By Dr. Thomas Jansen and Mari Martin
On July 12, 2016 the European Commission (EC) voted to adopt the final version of the EU-U.S. Privacy Shield.The Privacy Shield agreement replaces the previous agreement, Safe Harbor, which was struck down in October 2015 following revelations regarding U.S. mass surveillance.
According to EC Commissioner Jourova, the Privacy Shield, “is fundamentally different from the old ‘Safe Harbor’: It imposes clear and strong obligations on companies handling the data and makes sure that these rules are followed and enforced in practice. For the first time, the U.S. has given the EU written assurance that the access of public authorities for law enforcement and national security will be subject to clear limitations, safeguards and oversight mechanisms and has ruled out indiscriminate mass surveillance of European citizens’ data.”
Implementation of the Privacy Shield is critical to the flow of over $250 billion in international trade between the U.S. and EU. After Safe Harbor was struck down, organizations were forced to undertake more complex, time consuming and costly data transfer arrangements.
Thus, industry groups have largely embraced the Member States’ decision to adopt the Privacy Shield. The Digital Europe group, which represents tech firms such as Google and Apple, welcomed the decision. “Our members are ready to implement the new framework and meet the compliance challenge that the strengthened provisions demand from companies,” said John Higgins, Digital Europe’s director general. TechUK, which represents 900 firms in the UK, applauded the Privacy Shield as “restoring a stable legal footing” to transatlantic data flows.
However, many expect an upcoming legal challenge to the Privacy Shield, based on the continued mass surveillance by the United States. As noted by Commissioner Jourova, the Privacy Shield is underpinned by written assurances from the U.S. will not conduct indiscriminate mass surveillance of European citizens’ data. European Data Protection Authorities (DPAs) may find these assurances insufficient. For example, European Parliament Member Jan Philipp Albrecht called it “highly dangerous” to rely on the vague promises made by the U.S. government.

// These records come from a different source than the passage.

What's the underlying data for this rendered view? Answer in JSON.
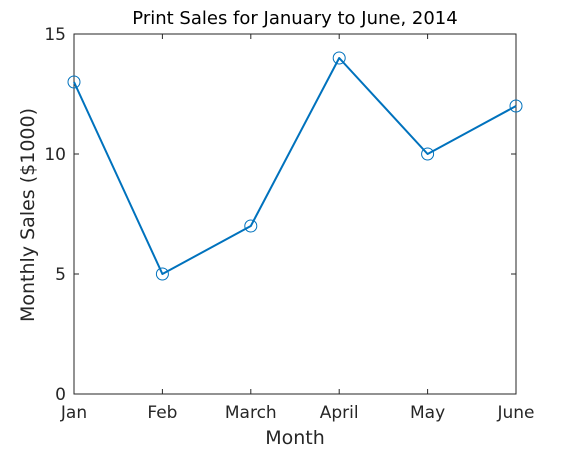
{
  "chart_data": {
    "type": "line",
    "title": "Print Sales for January to June, 2014",
    "xlabel": "Month",
    "ylabel": "Monthly Sales ($1000)",
    "categories": [
      "Jan",
      "Feb",
      "March",
      "April",
      "May",
      "June"
    ],
    "series": [
      {
        "values": [
          13,
          5,
          7,
          14,
          10,
          12
        ],
        "color": "#0072bd",
        "marker": "circle"
      }
    ],
    "ylim": [
      0,
      15
    ],
    "yticks": [
      0,
      5,
      10,
      15
    ],
    "grid": false,
    "legend": "none"
  }
}
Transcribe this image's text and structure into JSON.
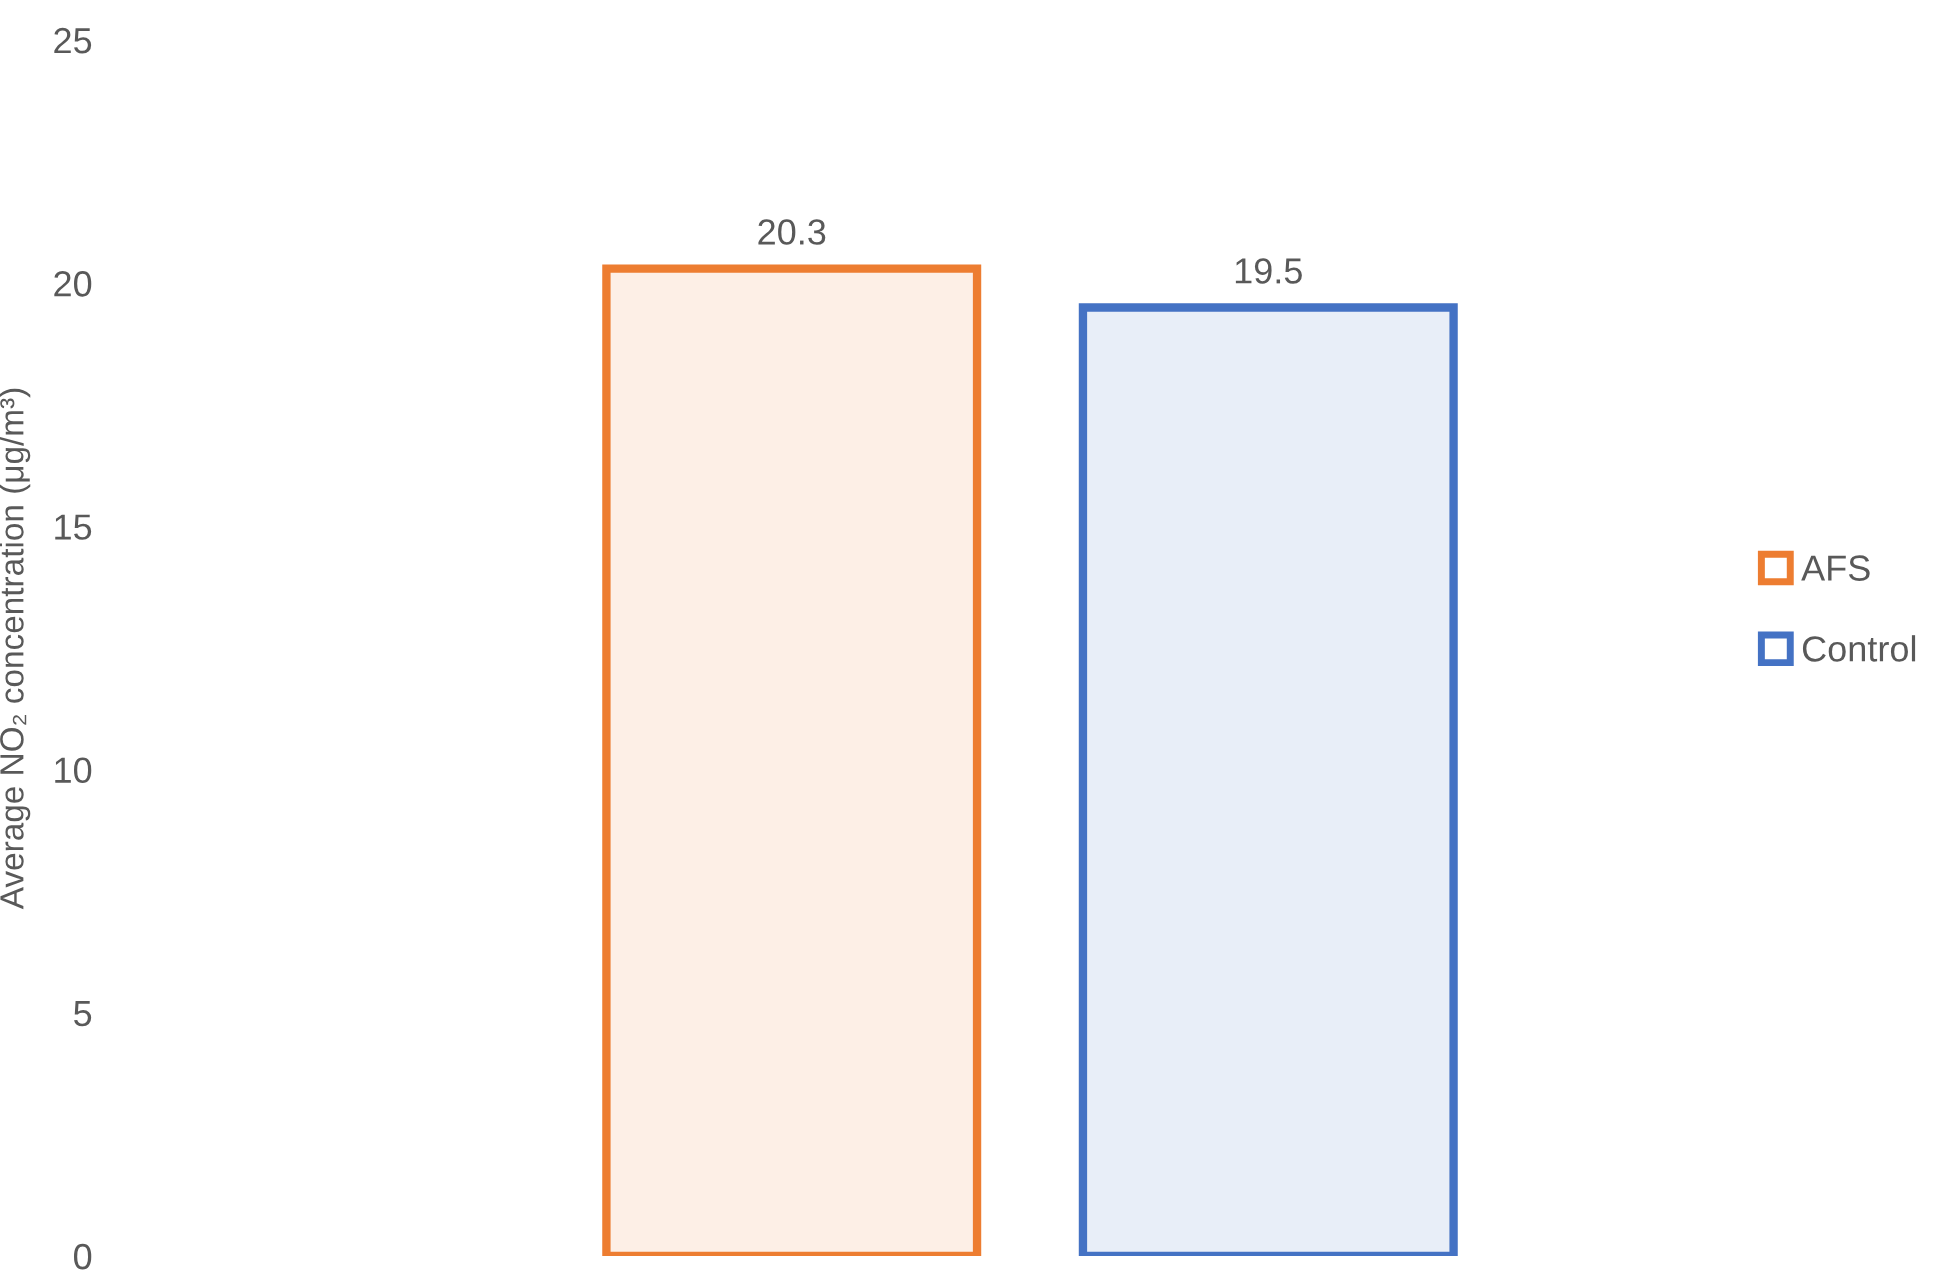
{
  "chart_data": {
    "type": "bar",
    "ylabel": "Average NO₂ concentration (μg/m³)",
    "categories": [
      null
    ],
    "series": [
      {
        "name": "AFS",
        "color": "#ed7d31",
        "values": [
          20.3
        ]
      },
      {
        "name": "Control",
        "color": "#4472c4",
        "values": [
          19.5
        ]
      }
    ],
    "ylim": [
      0,
      25
    ],
    "yticks": [
      0,
      5,
      10,
      15,
      20,
      25
    ],
    "grid": false,
    "legend": "right",
    "data_labels": true
  }
}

In its April 2016 Opinion, the Article 29 Working Party, a group of independent DPAs, strongly recommended strengthening the framework, citing concerns with loopholes through which the U.S. could continue bulk data collection. Kirsten Fiedler, managing director of European Digital Rights (EDRi), has called the Privacy Shield agreement ‘deeply flawed’.
Some in Europe are of the opinion that the Privacy Shield has not gone far enough in addressing the concerns expressed by the ECJ in its decision striking down Safe Harbor. According to Hamburg data protection officer Johannes Caspar, the Privacy Shield is not sufficient to produce an adequate level of data protection, especially as there are no legal guarantees against mass surveillance by U.S. authorities, only assurances. Likewise, Chairman of the Article 29 Working Party and French Data Protection Authority, the CNIL, Isabelle Falque-Pierrotin said she particularly regretted the absence of several principles such as the prohibition of automated decisions and lamented the fact that “US authorities have not provided sufficiently precise information to rule out a massive and indiscriminate surveillance of European citizens’ data.”
The EC presented a draft decision on the EU-U.S. Privacy Shield on February 29, 2016. In accordance with the Data Protection Directive (95/46/EC ), the Article 29 Working Party, a group of independent data protection authorities, issued an opinion on April 13, 2016. The European Parliament adopted a resolution in favor of the Privacy Shield on May 16, 2016. On July 8, 2016 EU member states voted to adopt the final version of the EU-U.S. Privacy Shield, paving the way for the adoption of the decision by the EC.
As of now, the Privacy Shield is a valid legal basis for data transfer between the U.S. and EU. However, as explained above, the Privacy Shield may be valid only temporarily. A legal challenge appears imminent.
Importantly, the Privacy Shield, in addition to the strong possibility that its validity will soon be in question, only addresses data transfer between the U.S. and EU. The Privacy Shield is inapplicable to the data transfer involving jurisdictions other than the U.S. and EU Member States.
Thus, we continue to recommend data transfer agreements based on EU Standard Model Clauses as the best choice for data transfer outside of the EU/EEA and countries approved by the EC as providing an adequate level of data protection. In particular, any organization considering implementing Model Clause agreements for international data transfers outside the U.S. and EU Member States would be wise to include transfers involving the U.S. in the Model Clause agreement rather than relying on the Privacy Shield.